The company has vowed to take on extra staff so it can replace 1930 of the worst timber poles in the Queenstown Lakes-Central Otago area by the end of next year.

Its pole programme will accelerate from about 50 poles a month to more than 300 a  month from March next year.

Poles near schools and public areas would be replaced first.

Following Mr Healey’s revelations, Mr Cameron wrote to Mr Boult and  council chief executive Mike Theelen stating Delta and Aurora remained "very committed to health and safety" and it was taking immediate steps to address the threat to "public confidence".

In his response, on October 31, Mr Boult said he was "heartened, though not assured" at its review of the network.

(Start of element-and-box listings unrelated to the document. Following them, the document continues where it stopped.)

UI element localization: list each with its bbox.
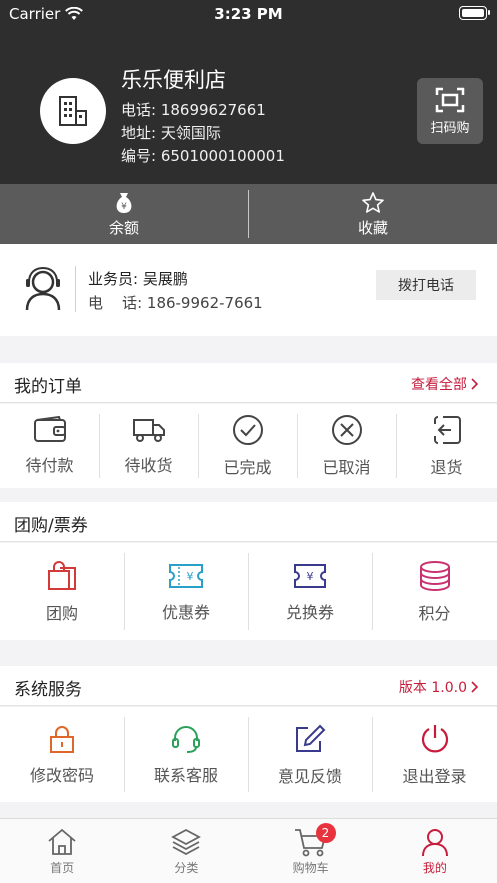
group-grid: 团购 ¥ 优惠券 ¥ 兑换券 积分 (0, 543, 497, 640)
group-title: 团购/票券 (14, 516, 88, 536)
store-avatar[interactable] (40, 78, 106, 144)
truck-icon (132, 419, 165, 442)
tab-mine[interactable]: 我的 (373, 819, 497, 883)
favorites-button[interactable]: 收藏 (249, 184, 497, 244)
status-bar: Carrier 3:23 PM (0, 0, 497, 28)
store-number: 编号: 6501000100001 (121, 147, 285, 165)
headset-icon (172, 725, 200, 753)
profile-header: Carrier 3:23 PM 乐乐便利店 电话: 18699627661 地址… (0, 0, 497, 184)
chevron-right-icon (471, 378, 479, 390)
order-pending-payment[interactable]: 待付款 (0, 404, 99, 488)
store-phone: 电话: 18699627661 (121, 101, 266, 119)
group-label: 兑换券 (285, 602, 334, 622)
tab-bar: 首页 分类 购物车 2 我的 (0, 818, 497, 883)
tab-label: 我的 (422, 861, 447, 875)
logout[interactable]: 退出登录 (372, 707, 497, 802)
salesman-name: 业务员: 吴展鹏 (88, 270, 188, 288)
version-info[interactable]: 版本 1.0.0 (399, 677, 479, 697)
view-all-orders-link[interactable]: 查看全部 (411, 374, 479, 394)
system-header: 系统服务 版本 1.0.0 (0, 666, 497, 706)
group-label: 积分 (418, 603, 451, 623)
tab-cart[interactable]: 购物车 2 (249, 819, 373, 883)
system-label: 退出登录 (402, 766, 467, 786)
order-cancelled[interactable]: 已取消 (297, 404, 396, 488)
lock-icon (50, 725, 74, 753)
store-name: 乐乐便利店 (121, 68, 226, 92)
vouchers[interactable]: ¥ 兑换券 (248, 543, 372, 640)
check-circle-icon (232, 415, 263, 445)
group-buy[interactable]: 团购 (0, 543, 124, 640)
scan-icon (435, 87, 465, 112)
balance-label: 余额 (108, 218, 139, 237)
building-icon (59, 96, 87, 126)
tab-home[interactable]: 首页 (0, 819, 124, 883)
order-completed[interactable]: 已完成 (198, 404, 297, 488)
coins-icon (419, 560, 450, 591)
salesman-headset-icon (25, 266, 61, 311)
wallet-icon (33, 416, 66, 442)
order-label: 待付款 (25, 456, 74, 475)
balance-bar: ¥ 余额 收藏 (0, 184, 497, 244)
group-label: 优惠券 (161, 602, 210, 622)
voucher-icon: ¥ (294, 563, 326, 588)
orders-header: 我的订单 查看全部 (0, 363, 497, 403)
salesman-card: 业务员: 吴展鹏 电 话: 186-9962-7661 拨打电话 (0, 244, 497, 336)
group-header: 团购/票券 (0, 502, 497, 542)
svg-text:¥: ¥ (187, 570, 194, 583)
order-return[interactable]: 退货 (396, 404, 497, 488)
divider (75, 266, 76, 312)
svg-text:¥: ¥ (121, 202, 127, 212)
order-label: 退货 (430, 458, 463, 477)
system-grid: 修改密码 联系客服 意见反馈 退出登录 (0, 707, 497, 802)
cart-badge: 2 (315, 823, 336, 843)
order-label: 待收货 (124, 456, 173, 475)
tab-category[interactable]: 分类 (124, 819, 248, 883)
contact-support[interactable]: 联系客服 (124, 707, 248, 802)
system-label: 修改密码 (29, 765, 94, 785)
favorites-label: 收藏 (357, 218, 388, 237)
layers-icon (171, 828, 202, 856)
user-icon (421, 829, 448, 857)
tab-label: 购物车 (292, 861, 329, 875)
return-icon (433, 416, 461, 444)
system-label: 联系客服 (153, 765, 218, 785)
money-bag-icon: ¥ (116, 192, 132, 213)
version-label: 版本 1.0.0 (398, 680, 467, 696)
svg-text:¥: ¥ (307, 570, 314, 583)
edit-icon (296, 724, 326, 752)
group-label: 团购 (45, 603, 78, 623)
orders-title: 我的订单 (14, 377, 82, 397)
coupons[interactable]: ¥ 优惠券 (124, 543, 248, 640)
battery-icon (459, 6, 490, 20)
change-password[interactable]: 修改密码 (0, 707, 124, 802)
coupon-icon: ¥ (169, 563, 203, 588)
view-all-label: 查看全部 (411, 377, 467, 393)
feedback[interactable]: 意见反馈 (248, 707, 372, 802)
scan-to-buy-button[interactable]: 扫码购 (417, 78, 483, 144)
system-title: 系统服务 (14, 680, 82, 700)
tab-label: 首页 (50, 861, 75, 875)
x-circle-icon (331, 415, 362, 445)
salesman-phone: 电 话: 186-9962-7661 (88, 294, 263, 312)
tab-label: 分类 (174, 861, 199, 875)
system-label: 意见反馈 (277, 766, 342, 786)
chevron-right-icon (471, 681, 479, 693)
power-icon (421, 724, 448, 752)
orders-grid: 待付款 待收货 已完成 已取消 退货 (0, 404, 497, 488)
order-label: 已完成 (223, 458, 272, 477)
store-address: 地址: 天领国际 (121, 124, 221, 142)
points[interactable]: 积分 (372, 543, 497, 640)
order-label: 已取消 (322, 458, 371, 477)
home-icon (48, 828, 76, 855)
call-button[interactable]: 拨打电话 (376, 270, 476, 300)
shopping-bag-icon (48, 560, 76, 590)
scan-label: 扫码购 (430, 120, 470, 136)
balance-button[interactable]: ¥ 余额 (0, 184, 248, 244)
status-time: 3:23 PM (214, 5, 283, 23)
star-icon (362, 191, 384, 213)
order-pending-delivery[interactable]: 待收货 (99, 404, 198, 488)
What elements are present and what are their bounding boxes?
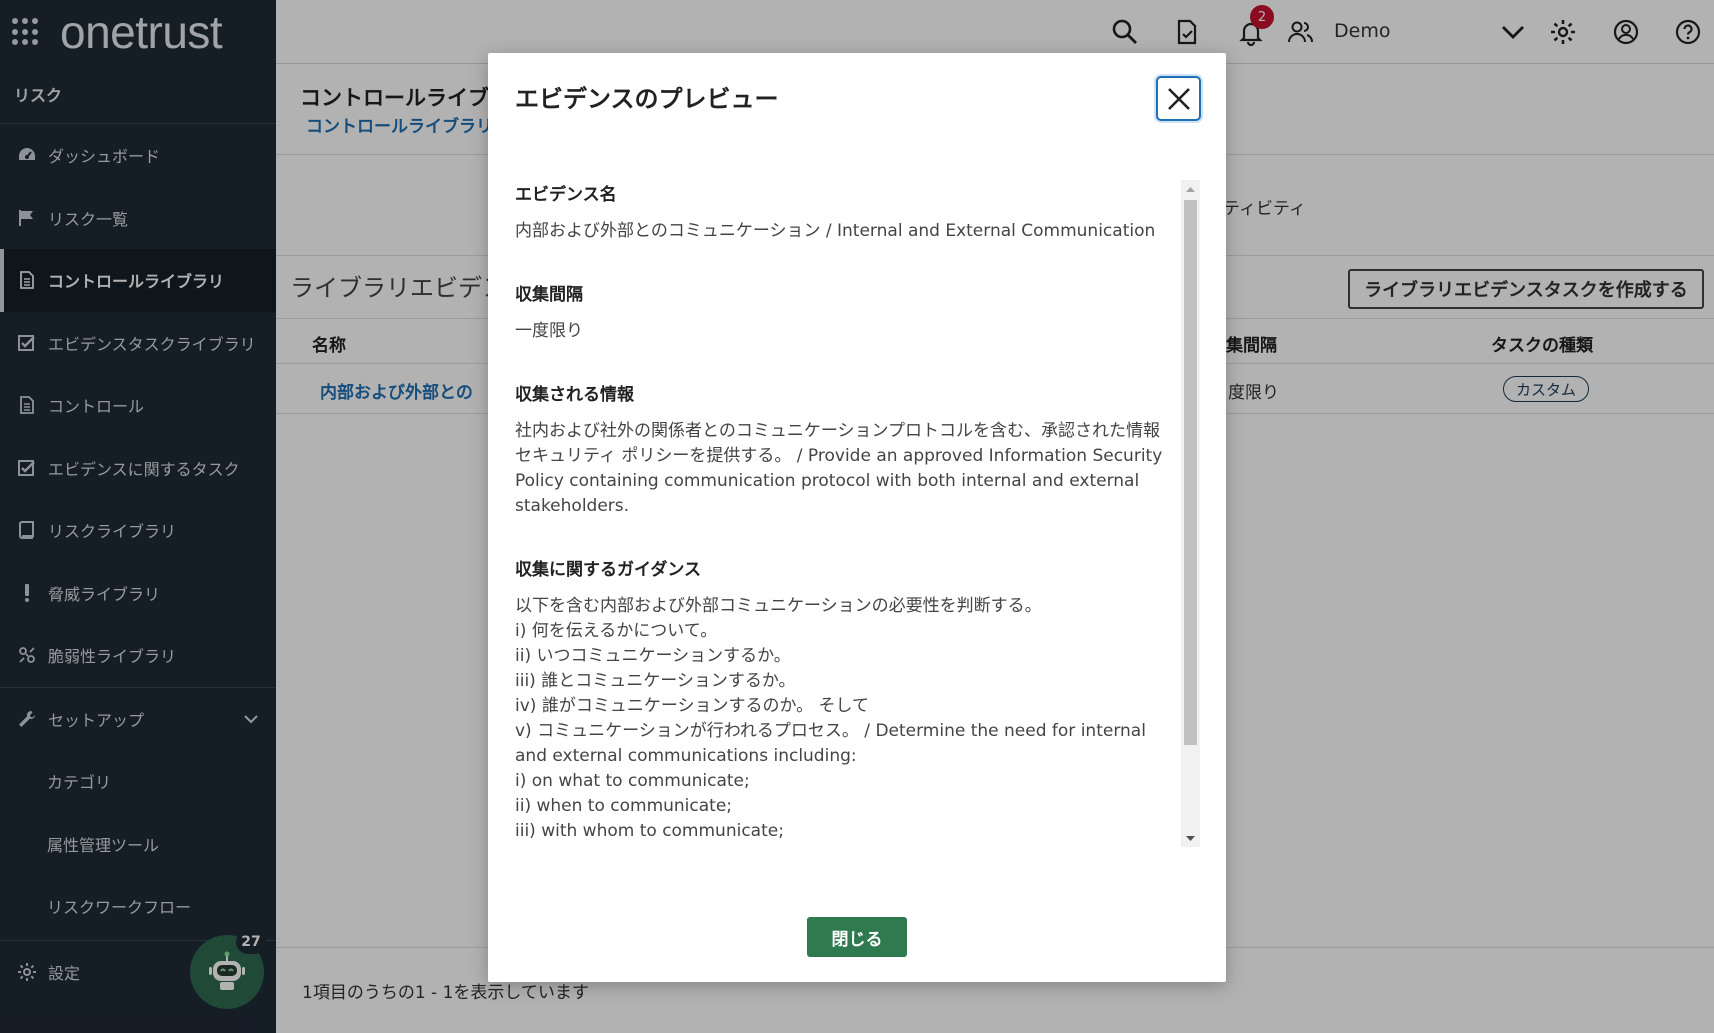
modal-scroll-content[interactable]: エビデンス名 内部および外部とのコミュニケーション / Internal and… [515, 180, 1165, 847]
field-value-evidence-name: 内部および外部とのコミュニケーション / Internal and Extern… [515, 221, 1156, 241]
field-label-evidence-name: エビデンス名 [515, 185, 617, 205]
modal-scrollbar[interactable] [1181, 180, 1200, 847]
field-label-collection-guidance: 収集に関するガイダンス [515, 560, 701, 580]
field-value-collection-guidance: 以下を含む内部および外部コミュニケーションの必要性を判断する。 i) 何を伝える… [515, 596, 1146, 841]
field-label-collected-info: 収集される情報 [515, 385, 634, 405]
field-value-collected-info: 社内および社外の関係者とのコミュニケーションプロトコルを含む、承認された情報セキ… [515, 421, 1163, 516]
scroll-up-arrow-icon[interactable] [1181, 180, 1200, 197]
scroll-down-arrow-icon[interactable] [1181, 830, 1200, 847]
close-icon [1167, 87, 1190, 110]
evidence-preview-modal: エビデンスのプレビュー エビデンス名 内部および外部とのコミュニケーション / … [488, 53, 1226, 982]
modal-title: エビデンスのプレビュー [515, 85, 779, 113]
scrollbar-thumb[interactable] [1184, 200, 1197, 745]
field-value-collection-interval: 一度限り [515, 321, 583, 341]
field-label-collection-interval: 収集間隔 [515, 285, 583, 305]
close-button[interactable]: 閉じる [807, 917, 907, 957]
modal-close-button[interactable] [1156, 76, 1201, 121]
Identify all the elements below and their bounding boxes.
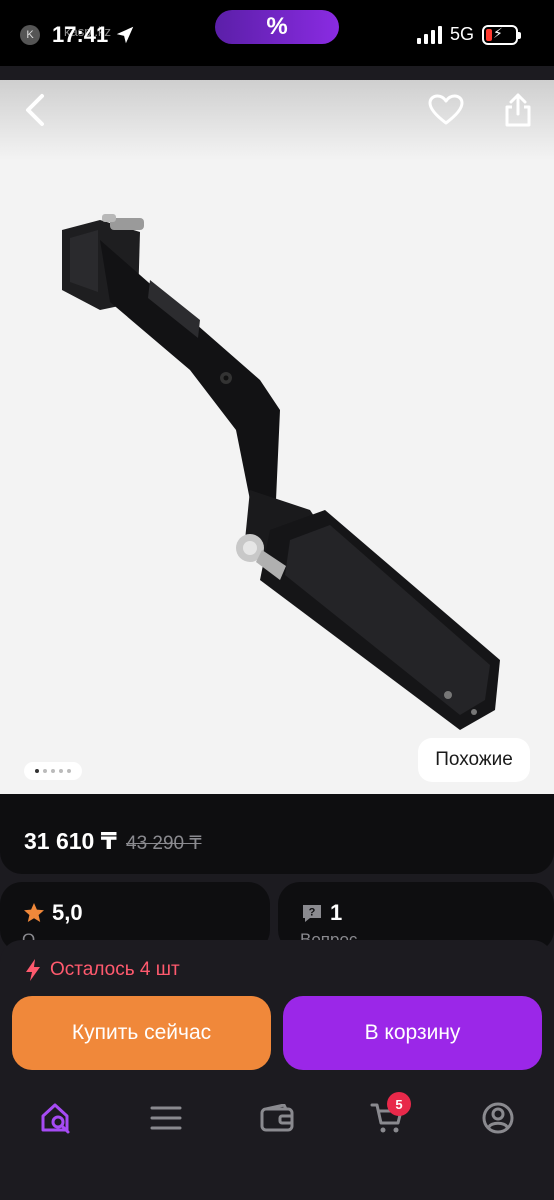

He blasted as "completely inadequate" the company’s original poles replacement plan, to replace "condition zero" and "condition 1" poles over four years.

About two-thirds of those poles across Aurora’s network are in the Queenstown Lakes-Central Otago area.

"We are entering our busy summer tourist season and we need as a community to be in a position to make visitors to the district, as well as citizens, feel safe," Mr Boult said.

Mr Cameron then detailed the company’s fast-tracked replacement plan and budget boost in a letter on November 3.

Aurora expected to employ three extra maintenance crews, on top of the extra two, in the Queenstown Lakes-Central Otago area, he said.

WorkSafe’s energy safety arm is auditing Aurora.

In an emailed statement Mr Cameron said: "We’ll have a further update on progress in the past four weeks, including planning for the accelerated pole programme."